Leaders of the U.S. Committee on Oversight and Government Reform are calling for a federal probe into whether former U.S. Chemical Safety Board (CSB) chairman Rafael Moure-Eraso made multiple false statements while testifying before an oversight committee, according to the Associated Press.
On Wednesday, the Committee on Oversight and Government Reform’s Republican chairman, Jason Chaffetz, along with Democrat Elijah Cummings, called for the investigation citing multiple examples of inconsistent testimony, including allegations that Moure-Eraso continued to use his personal email account for government business long after he told Congress he had stopped the practice, the AP reported.

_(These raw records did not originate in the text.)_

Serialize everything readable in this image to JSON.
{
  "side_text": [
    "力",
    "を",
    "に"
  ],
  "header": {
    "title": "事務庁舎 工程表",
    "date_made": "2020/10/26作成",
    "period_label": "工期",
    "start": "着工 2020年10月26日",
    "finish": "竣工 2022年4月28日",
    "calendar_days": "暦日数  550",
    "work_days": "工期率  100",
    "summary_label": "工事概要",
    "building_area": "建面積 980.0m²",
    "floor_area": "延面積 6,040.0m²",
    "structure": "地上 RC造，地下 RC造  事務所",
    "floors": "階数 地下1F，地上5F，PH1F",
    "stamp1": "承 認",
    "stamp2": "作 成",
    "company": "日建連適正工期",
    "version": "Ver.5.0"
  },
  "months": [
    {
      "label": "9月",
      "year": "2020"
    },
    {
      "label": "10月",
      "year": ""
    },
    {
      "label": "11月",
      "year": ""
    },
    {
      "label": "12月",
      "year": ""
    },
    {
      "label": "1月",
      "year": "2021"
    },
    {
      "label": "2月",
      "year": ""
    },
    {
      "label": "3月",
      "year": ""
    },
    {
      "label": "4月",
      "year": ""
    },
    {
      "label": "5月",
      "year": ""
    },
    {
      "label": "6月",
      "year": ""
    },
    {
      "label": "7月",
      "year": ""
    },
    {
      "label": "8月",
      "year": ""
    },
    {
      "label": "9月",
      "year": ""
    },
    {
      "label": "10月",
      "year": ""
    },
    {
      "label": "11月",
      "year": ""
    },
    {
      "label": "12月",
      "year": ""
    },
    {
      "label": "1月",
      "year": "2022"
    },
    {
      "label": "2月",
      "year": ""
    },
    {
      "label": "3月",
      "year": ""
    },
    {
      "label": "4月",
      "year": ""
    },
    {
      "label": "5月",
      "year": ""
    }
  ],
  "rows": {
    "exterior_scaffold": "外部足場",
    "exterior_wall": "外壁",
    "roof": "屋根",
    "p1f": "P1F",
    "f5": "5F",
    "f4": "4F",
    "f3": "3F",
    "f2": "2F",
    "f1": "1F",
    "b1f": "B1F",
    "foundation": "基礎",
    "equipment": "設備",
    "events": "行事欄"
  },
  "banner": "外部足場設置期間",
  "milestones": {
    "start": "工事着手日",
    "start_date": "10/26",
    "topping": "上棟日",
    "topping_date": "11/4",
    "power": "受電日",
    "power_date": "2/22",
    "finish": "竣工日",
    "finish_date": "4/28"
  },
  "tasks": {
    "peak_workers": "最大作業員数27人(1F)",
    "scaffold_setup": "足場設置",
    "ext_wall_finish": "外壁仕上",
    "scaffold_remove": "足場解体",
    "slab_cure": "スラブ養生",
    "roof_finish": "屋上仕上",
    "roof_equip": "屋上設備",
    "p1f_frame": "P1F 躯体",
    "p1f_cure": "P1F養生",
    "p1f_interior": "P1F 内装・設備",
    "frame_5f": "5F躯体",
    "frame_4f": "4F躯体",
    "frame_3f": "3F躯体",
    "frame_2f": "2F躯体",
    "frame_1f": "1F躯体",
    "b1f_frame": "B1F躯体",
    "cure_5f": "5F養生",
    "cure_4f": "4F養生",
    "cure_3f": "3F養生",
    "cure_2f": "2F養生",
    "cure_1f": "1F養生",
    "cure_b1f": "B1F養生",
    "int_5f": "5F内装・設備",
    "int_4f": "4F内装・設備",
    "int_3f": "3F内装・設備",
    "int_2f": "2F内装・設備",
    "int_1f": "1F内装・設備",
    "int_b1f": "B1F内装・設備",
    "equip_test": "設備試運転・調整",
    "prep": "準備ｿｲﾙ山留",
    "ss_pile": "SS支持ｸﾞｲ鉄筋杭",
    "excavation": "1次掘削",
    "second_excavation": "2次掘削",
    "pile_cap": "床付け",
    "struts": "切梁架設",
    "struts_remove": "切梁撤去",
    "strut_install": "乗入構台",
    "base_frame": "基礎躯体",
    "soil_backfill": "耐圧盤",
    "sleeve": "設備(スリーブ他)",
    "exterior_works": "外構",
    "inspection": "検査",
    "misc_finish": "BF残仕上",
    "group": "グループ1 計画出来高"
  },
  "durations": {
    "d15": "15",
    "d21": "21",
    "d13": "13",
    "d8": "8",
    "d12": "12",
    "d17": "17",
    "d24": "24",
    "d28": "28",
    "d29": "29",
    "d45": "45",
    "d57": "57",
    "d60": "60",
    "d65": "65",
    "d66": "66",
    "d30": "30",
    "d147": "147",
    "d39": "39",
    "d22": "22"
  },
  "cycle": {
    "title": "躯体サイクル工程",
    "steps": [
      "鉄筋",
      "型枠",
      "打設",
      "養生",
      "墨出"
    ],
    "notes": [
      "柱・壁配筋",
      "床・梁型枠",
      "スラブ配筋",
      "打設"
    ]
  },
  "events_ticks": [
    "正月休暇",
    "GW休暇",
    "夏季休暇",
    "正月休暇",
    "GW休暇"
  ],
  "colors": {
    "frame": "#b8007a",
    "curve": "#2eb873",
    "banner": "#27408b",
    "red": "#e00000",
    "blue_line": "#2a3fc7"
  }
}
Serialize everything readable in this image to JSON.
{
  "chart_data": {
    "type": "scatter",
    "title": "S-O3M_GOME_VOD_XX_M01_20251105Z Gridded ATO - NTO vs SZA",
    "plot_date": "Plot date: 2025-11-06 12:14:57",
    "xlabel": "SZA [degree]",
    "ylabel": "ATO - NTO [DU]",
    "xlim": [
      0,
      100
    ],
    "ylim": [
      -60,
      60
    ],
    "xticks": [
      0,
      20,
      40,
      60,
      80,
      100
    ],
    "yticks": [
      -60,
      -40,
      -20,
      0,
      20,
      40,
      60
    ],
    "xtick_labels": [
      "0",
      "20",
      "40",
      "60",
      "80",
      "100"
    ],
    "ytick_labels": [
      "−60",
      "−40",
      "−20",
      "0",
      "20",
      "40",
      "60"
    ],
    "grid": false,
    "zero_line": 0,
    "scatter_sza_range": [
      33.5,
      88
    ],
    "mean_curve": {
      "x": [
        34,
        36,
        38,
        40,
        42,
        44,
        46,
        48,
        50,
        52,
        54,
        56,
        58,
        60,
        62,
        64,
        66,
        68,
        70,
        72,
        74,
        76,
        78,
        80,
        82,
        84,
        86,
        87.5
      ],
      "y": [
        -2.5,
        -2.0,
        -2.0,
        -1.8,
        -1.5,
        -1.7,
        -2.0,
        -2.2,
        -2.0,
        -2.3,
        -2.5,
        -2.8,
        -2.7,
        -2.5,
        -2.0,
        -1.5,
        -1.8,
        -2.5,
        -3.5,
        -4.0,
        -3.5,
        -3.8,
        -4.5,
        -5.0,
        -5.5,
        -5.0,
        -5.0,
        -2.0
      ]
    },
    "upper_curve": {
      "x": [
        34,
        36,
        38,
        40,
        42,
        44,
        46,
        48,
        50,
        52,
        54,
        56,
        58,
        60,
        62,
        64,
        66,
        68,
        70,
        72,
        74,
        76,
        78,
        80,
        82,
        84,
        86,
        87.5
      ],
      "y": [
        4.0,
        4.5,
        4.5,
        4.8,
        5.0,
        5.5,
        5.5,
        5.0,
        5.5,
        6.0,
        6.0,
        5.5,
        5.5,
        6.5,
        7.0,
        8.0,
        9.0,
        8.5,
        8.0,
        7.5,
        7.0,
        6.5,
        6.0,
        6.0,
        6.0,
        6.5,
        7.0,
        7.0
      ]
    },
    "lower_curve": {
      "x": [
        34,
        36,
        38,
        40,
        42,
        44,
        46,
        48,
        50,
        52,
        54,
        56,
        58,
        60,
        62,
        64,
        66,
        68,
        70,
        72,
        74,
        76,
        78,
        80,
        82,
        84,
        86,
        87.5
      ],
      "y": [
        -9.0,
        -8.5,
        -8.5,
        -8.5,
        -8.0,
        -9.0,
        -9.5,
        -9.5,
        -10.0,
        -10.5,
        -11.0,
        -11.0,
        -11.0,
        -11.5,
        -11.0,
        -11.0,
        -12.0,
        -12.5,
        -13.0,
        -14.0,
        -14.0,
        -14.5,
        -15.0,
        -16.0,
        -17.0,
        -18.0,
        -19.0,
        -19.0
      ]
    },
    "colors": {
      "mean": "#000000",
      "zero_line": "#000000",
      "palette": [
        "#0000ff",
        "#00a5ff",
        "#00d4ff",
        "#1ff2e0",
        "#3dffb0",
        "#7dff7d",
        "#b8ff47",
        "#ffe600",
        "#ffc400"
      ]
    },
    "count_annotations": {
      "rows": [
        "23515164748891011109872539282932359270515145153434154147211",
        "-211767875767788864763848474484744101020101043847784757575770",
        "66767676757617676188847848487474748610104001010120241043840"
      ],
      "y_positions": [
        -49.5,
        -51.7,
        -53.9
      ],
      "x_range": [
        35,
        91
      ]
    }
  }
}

“The committee relies on the truthful testimony of witnesses who appear at our hearings to conduct effective oversight,” states a letter signed by Chaffetz and Cummings, according to AP. “We are concerned by information and documents that suggest that Mr. Moure-Eraso’s testimony was not truthful.”
Moure-Eraso denies lying.
“I never knowingly presented to Congress, to the oversight committee, any false information,” he said.
Before resigning in March amid allegations of mismanagement and retaliation against whistleblowers, Moure-Eraso led the 40-person CSB in investigating industrial accidents and making safety recommendations. Under Moure-Eraso’s watch, however, the CSB itself came under scrutiny for wide-ranging problems. Much of the strife dates back to the agency’s response to the Chevron Richmond fire of 2012 as this San Francisco Chronicle article discusses.
An inspector general investigation into retaliation against whistleblowers by the CSB also found Moure-Eraso and two CSB colleagues had violated the Federal Records Act by using private email accounts to conduct government business, presumably to be secretive. The allegations forced the Obama administration to ask for Moure-Eraso’s resignation.